Mental health funding vote to end California homelessness?
For decades, thousands of Californians struggling with mental health and addiction have languished on the street. Now, voters will decide whether a March 5 ballot measure is the solution to get them the care they desperately need.
Proposition 1, the only statewide measure on the ballot, would raise almost $6.4 billion in bonds for more than 11,000 new treatment beds and homeless housing units. The two-part measure would also use money already in the mental health system to expand intensive care programs and build supportive housing, potentially leaving fewer funds for early intervention or other services. It would do both without raising taxes.
Backers of Proposition 1 acknowledge it would help only a fraction of California’s estimated 181,000 unhoused residents. But they say the measure largely targets homeless people with the highest needs — the ones voters are most likely to see wandering into traffic or yelling at no one.
While disability rights advocates and some local officials have raised concerns about the prospect of more involuntary detentions and changes to mental health funding, Proposition 1 has broad support from both Republican and Democrat state lawmakers, who’ve sent the measure to voters amid increasing public pressure to get a handle on homelessness. They describe Proposition 1 as the linchpin of an ongoing mental health overhaul aimed at compelling more people with severe psychiatric disorders into treatment.
“We’ve created more flexibility, more tools, more accountability, more resources,” said Gov.
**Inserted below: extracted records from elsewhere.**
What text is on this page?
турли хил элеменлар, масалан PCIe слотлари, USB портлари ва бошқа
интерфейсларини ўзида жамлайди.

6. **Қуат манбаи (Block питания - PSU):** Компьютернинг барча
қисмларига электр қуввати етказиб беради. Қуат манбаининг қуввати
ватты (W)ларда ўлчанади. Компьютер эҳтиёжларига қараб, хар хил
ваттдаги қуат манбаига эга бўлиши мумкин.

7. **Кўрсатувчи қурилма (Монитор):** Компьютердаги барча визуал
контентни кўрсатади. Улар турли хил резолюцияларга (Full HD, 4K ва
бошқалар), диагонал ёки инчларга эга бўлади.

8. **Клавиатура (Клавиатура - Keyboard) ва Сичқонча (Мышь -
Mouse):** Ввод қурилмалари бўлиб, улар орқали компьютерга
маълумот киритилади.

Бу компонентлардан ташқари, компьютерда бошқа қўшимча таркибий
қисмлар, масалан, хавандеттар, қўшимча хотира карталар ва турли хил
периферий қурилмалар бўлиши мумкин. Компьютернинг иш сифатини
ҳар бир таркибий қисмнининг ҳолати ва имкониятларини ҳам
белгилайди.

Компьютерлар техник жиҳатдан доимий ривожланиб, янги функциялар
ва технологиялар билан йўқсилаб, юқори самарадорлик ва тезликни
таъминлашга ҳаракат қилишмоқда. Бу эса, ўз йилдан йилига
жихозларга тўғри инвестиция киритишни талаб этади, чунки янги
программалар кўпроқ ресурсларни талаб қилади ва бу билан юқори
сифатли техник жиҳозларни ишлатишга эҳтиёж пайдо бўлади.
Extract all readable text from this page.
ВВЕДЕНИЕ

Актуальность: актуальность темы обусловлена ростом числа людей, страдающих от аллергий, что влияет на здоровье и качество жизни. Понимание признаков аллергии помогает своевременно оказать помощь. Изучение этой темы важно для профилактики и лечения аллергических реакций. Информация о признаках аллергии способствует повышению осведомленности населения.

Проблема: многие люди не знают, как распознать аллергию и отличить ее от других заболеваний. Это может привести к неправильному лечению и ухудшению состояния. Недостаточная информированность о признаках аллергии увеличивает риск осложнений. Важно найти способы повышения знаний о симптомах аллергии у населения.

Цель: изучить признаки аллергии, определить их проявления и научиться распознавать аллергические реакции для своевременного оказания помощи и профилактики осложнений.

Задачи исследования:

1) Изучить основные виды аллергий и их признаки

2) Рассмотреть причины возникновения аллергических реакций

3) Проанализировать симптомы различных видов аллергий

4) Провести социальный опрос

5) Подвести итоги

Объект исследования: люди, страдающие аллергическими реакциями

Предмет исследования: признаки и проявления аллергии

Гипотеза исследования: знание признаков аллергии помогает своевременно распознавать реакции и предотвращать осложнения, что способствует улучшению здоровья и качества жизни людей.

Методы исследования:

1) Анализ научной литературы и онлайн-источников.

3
Gavin Newsom. “Now, we need more beds.”
The measure would allow the state to issue $6.38 billion in bonds to add an estimated 6,800 beds for people needing mental health care or addiction treatment in hopes of making up for a bed shortage that also extends nationwide. Including state hospitals, California has an estimated 21,000 psychiatric beds. Prop. 1 would also fund around
4,350 homeless housing units, with about 2,350 set aside for homeless veterans.
Counties could use the money to build or expand a range of treatment centers, from long-term residential care facilities for those in more stable condition to locked-door clinics for those in crisis. New housing projects would have on-site services to connect residents with mental health care or drug counseling.
Although the added mental health beds would not be specifically for homeless people, the overarching goal is to help those with the most serious disorders and disabilities, who often end up on the street.